Maintaining the water supply point thanks to the Community revenue
In Central 4 village, located 30 kilometers from Mbuji Mayi, the participation of the population was effective thanks to the involvement of the village chief, Fortunat Ilunga Luaba. After failing to meet the second sanitation standard (at least 80% of the population with access to drinking water), the village chief urgently convened a meeting with members of the Village Committee (Covilla) and members of the Local Facilitation Team (EFL). An in-depth analysis allowed to highlight that the lack of maintenance of the water supply point is at the root of the recurring diarrhea outbreak in the community.
Following this meeting, the whole community decided to spruce up the revenue of the community fund in order to be able to service and maintain the water supply point. A 7-chip token system has been put in place, representing the number days in the week.
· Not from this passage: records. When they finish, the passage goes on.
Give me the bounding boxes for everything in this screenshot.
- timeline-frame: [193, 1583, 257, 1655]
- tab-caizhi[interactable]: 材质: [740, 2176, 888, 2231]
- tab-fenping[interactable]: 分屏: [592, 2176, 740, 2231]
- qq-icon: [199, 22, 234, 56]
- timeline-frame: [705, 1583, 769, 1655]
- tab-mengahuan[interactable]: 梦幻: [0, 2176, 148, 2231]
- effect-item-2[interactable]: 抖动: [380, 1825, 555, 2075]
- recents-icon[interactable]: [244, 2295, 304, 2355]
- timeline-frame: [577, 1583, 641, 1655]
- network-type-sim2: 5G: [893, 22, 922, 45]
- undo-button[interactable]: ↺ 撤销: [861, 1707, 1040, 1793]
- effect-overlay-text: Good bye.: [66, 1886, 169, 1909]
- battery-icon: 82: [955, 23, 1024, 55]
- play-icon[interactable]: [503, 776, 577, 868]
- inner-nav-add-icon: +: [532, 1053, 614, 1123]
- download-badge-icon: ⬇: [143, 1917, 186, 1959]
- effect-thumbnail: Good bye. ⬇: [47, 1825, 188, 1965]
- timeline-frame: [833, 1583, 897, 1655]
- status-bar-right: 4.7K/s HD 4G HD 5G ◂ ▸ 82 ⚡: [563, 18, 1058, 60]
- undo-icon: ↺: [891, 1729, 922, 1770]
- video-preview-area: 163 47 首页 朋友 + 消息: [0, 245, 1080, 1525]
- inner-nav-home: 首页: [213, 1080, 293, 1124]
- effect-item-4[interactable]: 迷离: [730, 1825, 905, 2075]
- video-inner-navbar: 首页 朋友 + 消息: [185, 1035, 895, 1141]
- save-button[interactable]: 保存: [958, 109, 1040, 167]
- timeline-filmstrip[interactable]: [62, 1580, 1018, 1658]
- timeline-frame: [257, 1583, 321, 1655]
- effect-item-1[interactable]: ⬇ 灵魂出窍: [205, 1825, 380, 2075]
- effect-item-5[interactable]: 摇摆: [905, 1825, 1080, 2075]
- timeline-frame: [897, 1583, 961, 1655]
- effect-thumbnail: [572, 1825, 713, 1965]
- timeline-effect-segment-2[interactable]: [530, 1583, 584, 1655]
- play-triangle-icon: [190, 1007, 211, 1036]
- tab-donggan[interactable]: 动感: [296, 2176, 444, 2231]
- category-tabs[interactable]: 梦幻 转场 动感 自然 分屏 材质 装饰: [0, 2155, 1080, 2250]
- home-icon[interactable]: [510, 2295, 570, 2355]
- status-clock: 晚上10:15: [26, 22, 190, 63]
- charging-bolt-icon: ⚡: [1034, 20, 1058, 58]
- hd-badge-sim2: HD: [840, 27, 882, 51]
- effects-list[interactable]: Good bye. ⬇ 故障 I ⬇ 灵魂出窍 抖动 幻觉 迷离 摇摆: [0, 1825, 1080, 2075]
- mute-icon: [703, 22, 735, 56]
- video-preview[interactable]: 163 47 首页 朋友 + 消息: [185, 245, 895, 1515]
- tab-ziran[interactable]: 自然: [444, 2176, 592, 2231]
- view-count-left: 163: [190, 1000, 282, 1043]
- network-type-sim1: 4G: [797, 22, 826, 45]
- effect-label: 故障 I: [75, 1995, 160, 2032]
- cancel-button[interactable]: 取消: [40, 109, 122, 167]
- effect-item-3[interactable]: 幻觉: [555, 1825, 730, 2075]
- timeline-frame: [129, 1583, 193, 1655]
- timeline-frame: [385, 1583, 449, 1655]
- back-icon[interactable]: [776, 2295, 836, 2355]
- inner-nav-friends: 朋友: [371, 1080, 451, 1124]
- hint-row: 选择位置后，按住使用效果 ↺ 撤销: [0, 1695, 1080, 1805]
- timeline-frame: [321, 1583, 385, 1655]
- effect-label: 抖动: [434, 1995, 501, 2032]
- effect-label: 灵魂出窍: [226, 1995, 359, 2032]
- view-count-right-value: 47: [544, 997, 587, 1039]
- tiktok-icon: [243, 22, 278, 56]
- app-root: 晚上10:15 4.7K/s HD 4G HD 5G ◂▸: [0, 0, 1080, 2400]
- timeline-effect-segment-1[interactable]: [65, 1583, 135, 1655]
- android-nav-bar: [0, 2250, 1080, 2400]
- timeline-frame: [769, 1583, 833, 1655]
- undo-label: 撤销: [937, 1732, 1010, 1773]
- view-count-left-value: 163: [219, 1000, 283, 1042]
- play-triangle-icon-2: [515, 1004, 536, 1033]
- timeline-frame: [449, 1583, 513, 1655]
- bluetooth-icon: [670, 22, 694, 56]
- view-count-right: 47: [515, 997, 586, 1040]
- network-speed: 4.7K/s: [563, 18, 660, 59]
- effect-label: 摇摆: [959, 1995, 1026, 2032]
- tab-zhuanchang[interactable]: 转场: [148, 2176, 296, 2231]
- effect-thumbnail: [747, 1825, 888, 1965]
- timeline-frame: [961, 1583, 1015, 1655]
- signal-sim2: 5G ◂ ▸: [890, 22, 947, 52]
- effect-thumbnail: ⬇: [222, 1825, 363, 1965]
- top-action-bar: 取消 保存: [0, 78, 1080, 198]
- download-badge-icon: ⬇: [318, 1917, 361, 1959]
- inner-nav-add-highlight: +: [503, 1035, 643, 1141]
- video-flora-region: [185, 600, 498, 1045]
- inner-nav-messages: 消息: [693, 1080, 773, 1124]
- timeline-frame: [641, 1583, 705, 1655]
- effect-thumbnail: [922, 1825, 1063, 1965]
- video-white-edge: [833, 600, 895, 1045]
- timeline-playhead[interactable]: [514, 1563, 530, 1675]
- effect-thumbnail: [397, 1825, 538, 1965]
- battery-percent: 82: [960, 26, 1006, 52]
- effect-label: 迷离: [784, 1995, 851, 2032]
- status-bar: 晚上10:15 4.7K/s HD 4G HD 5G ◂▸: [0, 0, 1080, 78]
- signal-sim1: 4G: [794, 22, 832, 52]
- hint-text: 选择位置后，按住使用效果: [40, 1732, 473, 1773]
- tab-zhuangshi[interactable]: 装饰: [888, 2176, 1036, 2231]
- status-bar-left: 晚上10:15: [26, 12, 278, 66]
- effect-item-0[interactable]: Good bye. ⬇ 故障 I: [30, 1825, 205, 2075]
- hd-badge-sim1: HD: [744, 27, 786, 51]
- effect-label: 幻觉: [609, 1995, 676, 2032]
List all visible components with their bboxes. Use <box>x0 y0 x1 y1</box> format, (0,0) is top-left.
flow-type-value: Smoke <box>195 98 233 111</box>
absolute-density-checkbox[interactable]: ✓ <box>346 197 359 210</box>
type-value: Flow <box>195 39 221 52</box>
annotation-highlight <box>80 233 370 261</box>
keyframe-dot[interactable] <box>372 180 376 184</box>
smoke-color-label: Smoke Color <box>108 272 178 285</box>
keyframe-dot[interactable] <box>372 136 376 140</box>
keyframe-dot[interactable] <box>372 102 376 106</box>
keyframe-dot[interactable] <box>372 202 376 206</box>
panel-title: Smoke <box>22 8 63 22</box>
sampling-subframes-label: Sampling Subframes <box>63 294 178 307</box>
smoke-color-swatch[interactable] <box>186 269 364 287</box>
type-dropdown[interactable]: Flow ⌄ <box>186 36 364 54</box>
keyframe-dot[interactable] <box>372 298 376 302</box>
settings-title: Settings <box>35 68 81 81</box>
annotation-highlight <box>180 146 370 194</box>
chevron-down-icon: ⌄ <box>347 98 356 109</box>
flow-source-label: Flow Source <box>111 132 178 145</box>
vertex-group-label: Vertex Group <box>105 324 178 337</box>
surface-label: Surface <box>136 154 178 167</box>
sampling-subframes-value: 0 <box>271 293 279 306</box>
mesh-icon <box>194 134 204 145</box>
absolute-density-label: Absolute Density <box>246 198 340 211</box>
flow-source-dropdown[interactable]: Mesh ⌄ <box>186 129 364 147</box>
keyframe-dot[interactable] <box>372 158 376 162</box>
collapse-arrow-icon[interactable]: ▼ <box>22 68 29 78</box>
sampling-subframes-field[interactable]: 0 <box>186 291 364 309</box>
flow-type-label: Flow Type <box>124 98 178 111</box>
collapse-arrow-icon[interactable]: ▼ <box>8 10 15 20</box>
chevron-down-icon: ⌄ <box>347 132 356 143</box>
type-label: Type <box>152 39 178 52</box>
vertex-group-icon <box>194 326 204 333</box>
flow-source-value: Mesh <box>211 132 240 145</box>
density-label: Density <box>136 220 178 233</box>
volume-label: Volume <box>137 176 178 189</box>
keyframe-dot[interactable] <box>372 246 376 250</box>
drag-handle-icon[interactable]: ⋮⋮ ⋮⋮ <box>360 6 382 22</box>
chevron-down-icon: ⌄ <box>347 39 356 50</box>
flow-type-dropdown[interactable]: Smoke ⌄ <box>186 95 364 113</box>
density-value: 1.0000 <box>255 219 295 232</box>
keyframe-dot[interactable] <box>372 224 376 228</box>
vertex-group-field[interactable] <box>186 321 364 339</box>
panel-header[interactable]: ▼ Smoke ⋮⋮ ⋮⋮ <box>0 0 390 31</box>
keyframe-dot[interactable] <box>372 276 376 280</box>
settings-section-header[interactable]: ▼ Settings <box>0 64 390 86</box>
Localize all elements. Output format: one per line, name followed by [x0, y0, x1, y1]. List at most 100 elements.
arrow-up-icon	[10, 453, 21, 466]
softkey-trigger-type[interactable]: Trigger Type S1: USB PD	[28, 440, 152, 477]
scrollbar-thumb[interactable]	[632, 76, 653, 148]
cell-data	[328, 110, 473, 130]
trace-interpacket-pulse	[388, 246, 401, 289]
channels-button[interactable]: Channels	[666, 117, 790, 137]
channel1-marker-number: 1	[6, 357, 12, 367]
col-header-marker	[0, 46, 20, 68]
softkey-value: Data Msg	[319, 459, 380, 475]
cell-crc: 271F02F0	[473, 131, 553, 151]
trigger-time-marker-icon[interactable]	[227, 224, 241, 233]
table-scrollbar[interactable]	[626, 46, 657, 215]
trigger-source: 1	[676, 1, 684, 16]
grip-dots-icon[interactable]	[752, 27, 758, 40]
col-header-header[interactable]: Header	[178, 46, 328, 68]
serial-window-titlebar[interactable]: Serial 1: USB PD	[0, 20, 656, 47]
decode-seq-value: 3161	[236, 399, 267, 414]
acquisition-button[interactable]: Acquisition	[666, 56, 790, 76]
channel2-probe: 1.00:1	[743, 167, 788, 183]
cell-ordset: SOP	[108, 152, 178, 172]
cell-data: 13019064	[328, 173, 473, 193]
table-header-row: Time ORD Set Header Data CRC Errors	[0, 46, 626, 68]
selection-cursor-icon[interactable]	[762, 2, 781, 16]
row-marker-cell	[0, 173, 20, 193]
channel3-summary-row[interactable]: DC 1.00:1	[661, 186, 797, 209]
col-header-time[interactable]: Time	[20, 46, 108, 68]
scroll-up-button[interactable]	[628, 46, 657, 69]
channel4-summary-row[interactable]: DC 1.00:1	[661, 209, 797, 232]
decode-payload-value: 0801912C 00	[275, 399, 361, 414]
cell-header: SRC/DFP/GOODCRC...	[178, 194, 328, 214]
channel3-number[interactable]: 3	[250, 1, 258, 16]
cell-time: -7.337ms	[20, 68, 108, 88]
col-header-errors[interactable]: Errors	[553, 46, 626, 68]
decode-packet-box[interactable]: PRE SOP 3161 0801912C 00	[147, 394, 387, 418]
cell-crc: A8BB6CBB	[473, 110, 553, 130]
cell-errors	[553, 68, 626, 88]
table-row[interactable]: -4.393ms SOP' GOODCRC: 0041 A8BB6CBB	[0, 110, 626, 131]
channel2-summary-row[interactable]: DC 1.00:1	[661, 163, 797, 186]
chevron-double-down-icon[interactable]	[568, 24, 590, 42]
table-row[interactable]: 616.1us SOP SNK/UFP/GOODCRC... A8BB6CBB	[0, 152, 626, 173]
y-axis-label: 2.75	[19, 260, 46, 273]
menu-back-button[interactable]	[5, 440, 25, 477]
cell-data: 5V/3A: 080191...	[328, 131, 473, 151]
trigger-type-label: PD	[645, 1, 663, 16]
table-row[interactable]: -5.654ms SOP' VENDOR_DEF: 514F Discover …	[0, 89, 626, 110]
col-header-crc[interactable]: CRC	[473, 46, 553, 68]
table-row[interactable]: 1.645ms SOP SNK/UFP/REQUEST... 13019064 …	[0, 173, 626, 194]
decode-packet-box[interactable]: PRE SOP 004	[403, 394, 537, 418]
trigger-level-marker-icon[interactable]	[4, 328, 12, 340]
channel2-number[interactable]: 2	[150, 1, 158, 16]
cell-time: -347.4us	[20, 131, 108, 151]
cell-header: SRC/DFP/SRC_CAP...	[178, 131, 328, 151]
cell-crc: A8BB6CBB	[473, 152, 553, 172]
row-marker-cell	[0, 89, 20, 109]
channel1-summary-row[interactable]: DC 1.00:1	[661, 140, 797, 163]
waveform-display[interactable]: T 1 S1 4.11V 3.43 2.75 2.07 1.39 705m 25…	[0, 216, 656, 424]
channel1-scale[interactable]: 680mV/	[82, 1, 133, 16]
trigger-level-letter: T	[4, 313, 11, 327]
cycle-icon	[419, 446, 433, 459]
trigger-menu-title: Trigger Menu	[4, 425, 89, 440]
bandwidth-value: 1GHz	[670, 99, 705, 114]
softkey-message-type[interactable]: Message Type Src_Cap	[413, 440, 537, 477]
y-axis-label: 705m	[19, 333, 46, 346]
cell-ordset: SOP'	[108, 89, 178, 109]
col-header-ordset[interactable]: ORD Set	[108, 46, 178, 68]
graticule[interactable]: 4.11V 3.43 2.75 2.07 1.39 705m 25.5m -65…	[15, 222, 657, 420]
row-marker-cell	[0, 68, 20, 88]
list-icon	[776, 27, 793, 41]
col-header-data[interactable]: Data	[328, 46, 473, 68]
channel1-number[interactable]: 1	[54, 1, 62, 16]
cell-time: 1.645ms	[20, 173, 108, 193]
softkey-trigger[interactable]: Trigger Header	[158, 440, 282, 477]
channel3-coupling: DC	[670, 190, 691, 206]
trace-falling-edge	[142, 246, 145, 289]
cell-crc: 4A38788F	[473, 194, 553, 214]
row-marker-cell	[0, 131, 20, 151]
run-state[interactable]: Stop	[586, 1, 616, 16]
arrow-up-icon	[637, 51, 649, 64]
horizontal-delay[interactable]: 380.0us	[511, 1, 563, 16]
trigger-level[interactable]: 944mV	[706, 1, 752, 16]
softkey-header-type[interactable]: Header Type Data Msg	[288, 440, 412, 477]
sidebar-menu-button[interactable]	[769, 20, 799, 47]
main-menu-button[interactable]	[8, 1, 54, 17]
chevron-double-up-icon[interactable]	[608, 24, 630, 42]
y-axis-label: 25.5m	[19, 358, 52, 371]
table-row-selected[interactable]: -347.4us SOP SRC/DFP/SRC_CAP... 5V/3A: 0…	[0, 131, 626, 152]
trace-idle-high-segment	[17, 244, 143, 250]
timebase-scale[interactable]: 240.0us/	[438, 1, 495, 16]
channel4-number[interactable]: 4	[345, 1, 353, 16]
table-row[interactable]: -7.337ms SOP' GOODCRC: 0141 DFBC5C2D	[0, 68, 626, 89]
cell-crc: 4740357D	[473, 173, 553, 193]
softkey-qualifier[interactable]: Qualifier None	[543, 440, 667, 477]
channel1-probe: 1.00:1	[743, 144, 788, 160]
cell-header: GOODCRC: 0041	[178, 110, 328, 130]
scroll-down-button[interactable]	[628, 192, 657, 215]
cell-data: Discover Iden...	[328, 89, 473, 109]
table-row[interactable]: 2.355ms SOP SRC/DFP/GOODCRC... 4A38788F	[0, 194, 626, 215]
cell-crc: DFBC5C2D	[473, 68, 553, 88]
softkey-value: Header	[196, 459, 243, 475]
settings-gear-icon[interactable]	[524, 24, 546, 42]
A member of Covilla, present at the water supply point, gives the token to each household averaging a weekly payment of 100 Congolese Francs (about 0.06 USD).
After the implementation of the token system, over 60.000 CF (about 38 USD) were collected to restore the water point. For a transparent revenue management, the disbursement of funds is supervised by the president of Covilla, his treasurer, and the health center head nurse. A cement bag was purchased and the masonry work was completed by a specialized local workforce, trained under the PNEVA. The community has also helped by providing transportation of local materials (sand, water, and rubble) and by feeding the masons.
Also, in order to ensure the proper use of the water supply point by the community, EFL leaders and members intensified their community outreach activities. They focus on the importance of maintaining the water point and contributing to the village community fund.
At the village Central 4, Community ownership of the water supply point was one of the keys for a successful sustainable intervention. The members of the Village Committee, the Local Facilitation Team, and the entire community succeeded in mobilizing themselves to maintain their water supply point in order to keep it operating.
Rehabilitating a school thanks to parents’ contributions
At Bakua Bowa village, located at 25 kilometers from Mbuji Mayi, the community was mobilized to rehabilitate one of the village’s primary schools. The condition of the Lukana school buildings no longer meets PNEVA criteria, which requires the construction of the school with sustainable or semi-durable materials to benefit from a donation of a sanitary latrine. The school had failed to meet the third sanitation standard (at least 80% of girls and boys use sanitary latrines).
The parents’ committee, the school community, and other community members have sought to solve this problem to enable the 639 pupils to study in good hygienic and sanitary conditions. Thus, they agreed to request a financial contribution from the students’ parents for the amount of 500 CF per month and per student (about 0.3 USD). The amount raised was used to finance the purchase of wood, metal sheets, bricks, and pay the labor for the renovation of the school buildings. The members of the community mobilized by bringing water and sand as well as by feeding the masons.
Since the new building meets PNEVA criteria, latrines are currently under construction. Implemented by the DRC Red Cross with financial support from UNICEF, the construction works also profit from the support of the community involved in the transportation of materials.
Healthy schools and villages in DRC
The National Healthy School and Village Programme is a community-based program that aims at the prevention of diarrheal disease and other conditions related to the lack of access to drinking water, poor hygiene practices, and inadequate sanitation in both rural and peri-urban areas.
The strategy for its implementation is based on a progressive process of local decision-making aimed at improving sanitary conditions and adopting good hygienic practices within households. Community participation is the key to the success of this program because it makes it possible for the benefiting communities to take ownership since they are at the center of to the health problem-solving process by involving all members of the community. These members contribute materially and financially to the maintenance of the program’s achievements, an impetus for the development of their village.